The Elowah Falls is a huge, beautiful falls with contrasting green, yellows and browns in the background. It is at the end of a narrow valley, and there is a large outcropping about 100 yards from the falls that allowed an almost unobstructed view from top to bottom.
Greyhavens worked with a local printing firm called StellaColor, which print large banners for the sides of stadiums and office buildings. The company is also an expert in unusual installations. They use dye-sub printers that provide great color stability and longevity, and the print can actually be washed if it got fingerprints or other dirt on it over time.
The photographer says:
Photographing moving water is always tricky because you never know exactly what the exposure will look like until you see the image. I knew I wanted the final print to capture the beauty of the scene but also to suggest the power of the moving water. From past experience, I knew that a high shutter speed would not show the water’s movement and that too long of an exposure would remove details that I thought would be necessary for viewers to feel like water was cascading before them.
Since I had plenty of data cards with me, I took about two dozen different series of details at various focal lengths and exposures. Initially I selected 24 individual images to combine in Photoshop’s Photomerge function. This automated function is an amazing time-saver, and within a few hours it gave me a general idea of how the final print might appear. I spent several days playing with various combinations of images and exposures.
One of the oddities of this project is that no one would see all of it in normal proportions. On the upper stair landing one could see about the top 15’ of the image, on other landings another 10-12’ would be visible, but only by looking straight up or down would you see the entire image.

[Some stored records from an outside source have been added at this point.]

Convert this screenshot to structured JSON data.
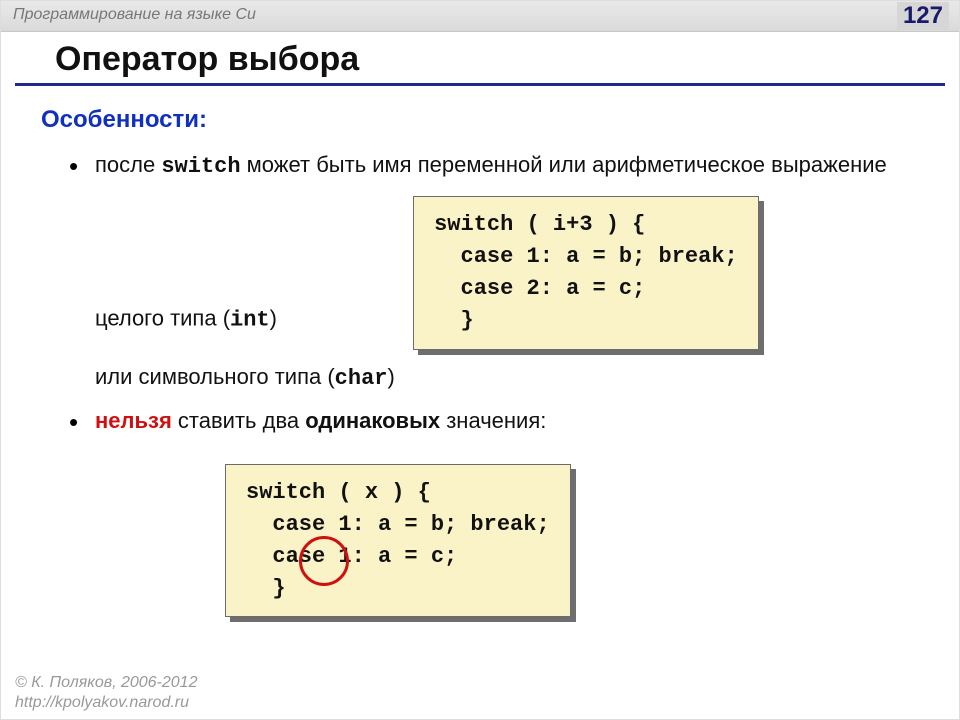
{
  "header": {
    "course": "Программирование на языке Си",
    "page": "127"
  },
  "title": "Оператор выбора",
  "section_heading": "Особенности:",
  "bullet1": {
    "pre": "после ",
    "kw1": "switch",
    "mid": " может быть имя переменной или арифметическое выражение целого типа (",
    "kw2": "int",
    "post": ")"
  },
  "code1": "switch ( i+3 ) {\n  case 1: a = b; break;\n  case 2: a = c;\n  }",
  "aftercode1": {
    "pre": "или символьного типа (",
    "kw": "char",
    "post": ")"
  },
  "bullet2": {
    "w1": "нельзя",
    "mid1": " ставить два ",
    "w2": "одинаковых",
    "mid2": " значения:"
  },
  "code2": "switch ( x ) {\n  case 1: a = b; break;\n  case 1: a = c;\n  }",
  "footer": {
    "line1": "© К. Поляков, 2006-2012",
    "line2": "http://kpolyakov.narod.ru"
  }
}
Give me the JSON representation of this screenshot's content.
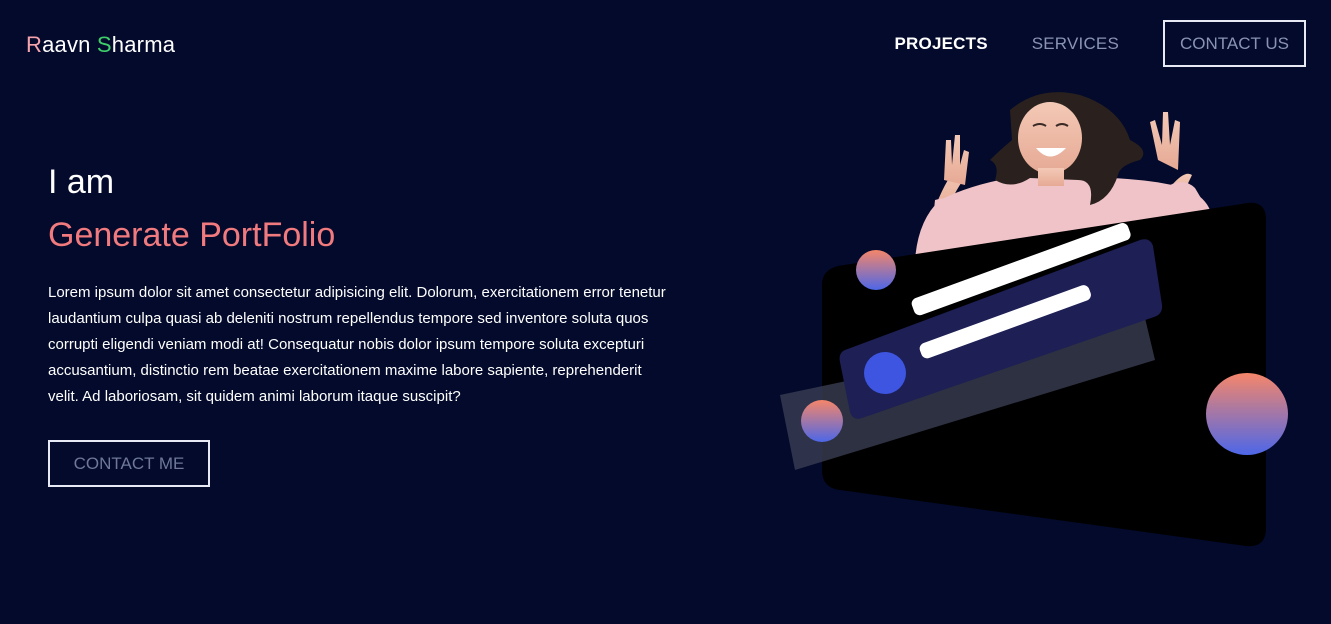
{
  "header": {
    "logo": {
      "first_initial": "R",
      "first_rest": "aavn ",
      "last_initial": "S",
      "last_rest": "harma"
    },
    "nav": {
      "projects": "PROJECTS",
      "services": "SERVICES",
      "contact": "CONTACT US"
    }
  },
  "hero": {
    "intro": "I am",
    "title": "Generate PortFolio",
    "body": "Lorem ipsum dolor sit amet consectetur adipisicing elit. Dolorum, exercitationem error tenetur laudantium culpa quasi ab deleniti nostrum repellendus tempore sed inventore soluta quos corrupti eligendi veniam modi at! Consequatur nobis dolor ipsum tempore soluta excepturi accusantium, distinctio rem beatae exercitationem maxime labore sapiente, reprehenderit velit. Ad laboriosam, sit quidem animi laborum itaque suscipit?",
    "button": "CONTACT ME"
  },
  "colors": {
    "background": "#030a2b",
    "accent_red": "#f07a7e",
    "accent_green": "#3ecf6a",
    "logo_pink": "#f5a3ac",
    "card_navy": "#1d1f55",
    "bubble_blue": "#3d55e0"
  },
  "illustration": {
    "icon": "laughing-woman-card-illustration"
  }
}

After thinking about it from that perspective I decided to add images taken with faster shutter speeds at the top, where more natural light would fall on the print, and add images with gradually slower speeds toward the bottom. This matched my experience at the falls, where the water fell in big, slower moving globules as it first came over the cliff and then spread into a fine, watery mist at the bottom.
It took another few days to tweak the blending between the various layers (working with an 8GB file tends to slow down even the best computer), but in the end I had exactly what I’d envisioned from the start. Printing and installation of the final print came off without any major problems.